KDDIとHTCのコンビが2013年のスタートから元気だ。同社が共同で開発し2012年5月に発売した「HTC J」を皮きりに、同年末に5インチディスプレイ搭載の「HTC J butterfly」をリリース。2013年も勢いそのままに、2月中旬に新型「INFOBAR」を発売する。

KDDIが特別な存在として位置付けているiidaブランドのINFOBARは、これまで鳥取三洋やシャープという主力国内メーカーとの共同開発であったが、今回の「INFOBAR A02」はHTC製。KDDIがHTCを現状最善のパートナーとして重視しているのかが判る事例だ。

HTCとの共同開発となったINFOBAR A02

INFOBAR A02は、Quallcom製Snapdragon S4 Pro 1.5GHzのクアッドコアプロセッサー、1GBのメモリを搭載。ディスプレイは4.7インチHD画質、LTE対応、OSのバージョンはAndroid4.1となかなか魅力的なスペックだ。さらに日本独自の、ワンセグ、赤外線、おサイフケータイという機能にも対応する。加えて、HTC端末らしく、起動が早く連写もできる高輝度カメラと音楽再生用に高音質エンジン「Beats Audio」も搭載。また、特徴的なプロダクトデザインはこれまでのINFOBARを手がけた深澤直人氏が手がけている。

まさにINFOBARの系譜にHTC製端末の良いところを融合した「一粒で二度おいしい」完成度の高い端末に仕上がっている。

今回のINFOBAR A02で特筆すべきなのはやはり「HTCが独自色を抑えてiidaブランドを開発した」ということではないだろうか。ここまでHTCらしからぬ端末を請け負って開発するのは、過去のPalmやSony Ericssonの下請け時代を除けば異色のケースと言えるだろう。

通信キャリア専売モデルで言えば、過去には北米Verizon WirelessのRezoundがあった。しかし、UIはHTC独自のSense、プロダクトデザインも一目でHTC製と判るものが採用されている。ところが、今回のINFOBAR A02のプロダクトデザインは歴代モデルを担当する深澤氏であり、UIもSenseではない。歴代のスマートフォン版INFOBARと同じKDDI独自のiidaの UIの進化版で、全くといっていいほどHTCカラーではないのだ。

Verizon WirelessのRezoundもキャリア専売端末であった

この様にHTCが自社の独自色を抑えてまでINFOBAR A02を開発すると言うことは、KDDIとの関係が世界的にも他に類をみない程強固な関係であり、日本のマーケットが重要だとHTCが位置付けているからであろう。

昨年、HTCはアジア市場で思うような結果を残すことができていない。
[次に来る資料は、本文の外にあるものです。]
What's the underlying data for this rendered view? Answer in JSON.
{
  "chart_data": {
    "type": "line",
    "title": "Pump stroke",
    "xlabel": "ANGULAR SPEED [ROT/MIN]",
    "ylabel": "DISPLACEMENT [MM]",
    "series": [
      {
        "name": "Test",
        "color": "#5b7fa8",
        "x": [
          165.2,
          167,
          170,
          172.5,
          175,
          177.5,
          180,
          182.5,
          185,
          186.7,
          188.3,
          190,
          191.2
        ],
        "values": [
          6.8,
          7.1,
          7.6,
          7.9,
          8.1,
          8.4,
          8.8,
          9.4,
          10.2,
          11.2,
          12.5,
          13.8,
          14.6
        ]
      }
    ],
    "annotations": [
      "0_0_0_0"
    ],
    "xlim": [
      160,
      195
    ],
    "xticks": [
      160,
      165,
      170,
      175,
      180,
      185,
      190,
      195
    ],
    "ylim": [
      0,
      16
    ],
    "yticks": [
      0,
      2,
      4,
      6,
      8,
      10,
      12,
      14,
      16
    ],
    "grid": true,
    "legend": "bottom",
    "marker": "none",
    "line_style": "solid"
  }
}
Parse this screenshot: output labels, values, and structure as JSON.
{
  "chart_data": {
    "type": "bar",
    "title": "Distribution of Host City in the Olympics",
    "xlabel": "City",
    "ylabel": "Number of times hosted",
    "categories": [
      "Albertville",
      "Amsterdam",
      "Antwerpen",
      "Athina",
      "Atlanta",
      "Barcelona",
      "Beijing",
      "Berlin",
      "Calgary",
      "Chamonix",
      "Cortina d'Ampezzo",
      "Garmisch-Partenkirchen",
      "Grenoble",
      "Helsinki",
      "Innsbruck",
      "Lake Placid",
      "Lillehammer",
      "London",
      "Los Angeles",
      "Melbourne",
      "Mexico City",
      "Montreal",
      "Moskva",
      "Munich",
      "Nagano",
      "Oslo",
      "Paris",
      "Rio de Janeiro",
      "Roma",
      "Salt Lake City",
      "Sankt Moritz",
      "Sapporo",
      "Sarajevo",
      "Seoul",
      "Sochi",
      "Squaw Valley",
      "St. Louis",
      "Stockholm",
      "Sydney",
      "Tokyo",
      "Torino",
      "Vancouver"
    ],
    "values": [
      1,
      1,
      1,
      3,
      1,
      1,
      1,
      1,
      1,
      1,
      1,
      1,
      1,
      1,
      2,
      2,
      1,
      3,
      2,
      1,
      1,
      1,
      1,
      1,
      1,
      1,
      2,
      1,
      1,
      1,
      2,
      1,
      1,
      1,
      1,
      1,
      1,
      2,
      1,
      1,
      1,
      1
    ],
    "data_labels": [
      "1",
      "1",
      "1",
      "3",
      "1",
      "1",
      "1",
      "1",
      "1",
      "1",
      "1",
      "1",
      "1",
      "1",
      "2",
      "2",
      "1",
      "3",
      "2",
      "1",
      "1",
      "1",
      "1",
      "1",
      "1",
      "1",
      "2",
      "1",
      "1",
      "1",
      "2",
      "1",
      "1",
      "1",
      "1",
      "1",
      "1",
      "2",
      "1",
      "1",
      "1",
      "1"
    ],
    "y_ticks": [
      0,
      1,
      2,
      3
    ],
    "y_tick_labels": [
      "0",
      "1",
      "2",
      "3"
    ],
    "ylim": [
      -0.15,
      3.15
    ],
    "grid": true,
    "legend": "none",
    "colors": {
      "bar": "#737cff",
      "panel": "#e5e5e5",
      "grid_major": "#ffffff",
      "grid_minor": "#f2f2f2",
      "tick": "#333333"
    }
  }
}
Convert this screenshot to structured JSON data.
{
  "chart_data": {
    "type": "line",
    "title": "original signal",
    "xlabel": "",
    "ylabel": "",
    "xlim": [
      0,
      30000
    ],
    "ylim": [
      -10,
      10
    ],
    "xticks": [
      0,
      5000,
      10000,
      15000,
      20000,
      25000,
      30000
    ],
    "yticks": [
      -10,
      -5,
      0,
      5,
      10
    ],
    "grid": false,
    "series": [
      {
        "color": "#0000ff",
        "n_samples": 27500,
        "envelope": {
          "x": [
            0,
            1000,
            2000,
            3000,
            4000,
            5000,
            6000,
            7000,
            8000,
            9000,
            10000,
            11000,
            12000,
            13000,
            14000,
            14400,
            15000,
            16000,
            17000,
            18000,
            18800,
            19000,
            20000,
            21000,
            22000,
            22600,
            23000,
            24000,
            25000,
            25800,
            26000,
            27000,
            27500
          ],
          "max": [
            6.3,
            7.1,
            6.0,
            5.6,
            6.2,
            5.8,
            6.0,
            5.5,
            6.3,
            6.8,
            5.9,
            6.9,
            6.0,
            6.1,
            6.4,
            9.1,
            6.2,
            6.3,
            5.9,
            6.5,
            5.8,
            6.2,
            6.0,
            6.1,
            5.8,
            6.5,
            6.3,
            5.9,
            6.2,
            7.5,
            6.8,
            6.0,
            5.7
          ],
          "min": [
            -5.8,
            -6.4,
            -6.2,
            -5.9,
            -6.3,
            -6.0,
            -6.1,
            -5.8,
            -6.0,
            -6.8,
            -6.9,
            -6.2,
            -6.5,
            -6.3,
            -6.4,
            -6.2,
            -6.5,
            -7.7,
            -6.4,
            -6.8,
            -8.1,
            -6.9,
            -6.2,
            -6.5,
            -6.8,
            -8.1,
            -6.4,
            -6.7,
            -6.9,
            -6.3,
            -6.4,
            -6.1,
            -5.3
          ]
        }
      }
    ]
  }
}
2008年から参入していた韓国市場を昨年10月で撤退。今、最も力を入れている中国市場でもSamsungやHuaweiといった強力なライバルに欧米市場と同様、押されている状態だ。そのようなアジア市場の現状において日本でのHTC JとHTC J butterflyのヒットは、KDDIとのパートナーシップを強く結びつけたのだろう。アジアにおける日本のKDDIとHTC関係は、北米でのVerizon Wirelessとの関係と同等、いや、もはやそれ以上の信頼関係を構築していると言えるのではないだろうか。

またHTCにとってINFOBARを手がけた経験は、今後の自社製品のプロダクトデザインにプラスとなるだろう。今回、国内外で評価が高いiidaブランドを手がける事によって「デザインケータイ」のエッセンスをHTCは吸収することになる。それは過去にPRADA Phoneを手がけたLGの前例に似ている。LGはPRADAの上質で洗礼されたデザインを手がけた事がターニングポイントとなった。PRADA Phone以降のLG製スマートフォンがそれまでのプロダクトデザインと異なったのは誰が見ても明らかだ。同じようにINFOBARがHTCの今後開発する新商品に影響を及ぼしても、何ら不思議はない。

このようにKDDIとHTCという相思相愛のタッグが、次にどんなモデルを共同開発し日本国内市場に投入するのか、そしてHTC J、HTC J butterflyに続く「日本発」のグローバル端末が生まれるのか。両社の2013年の動向に注目である。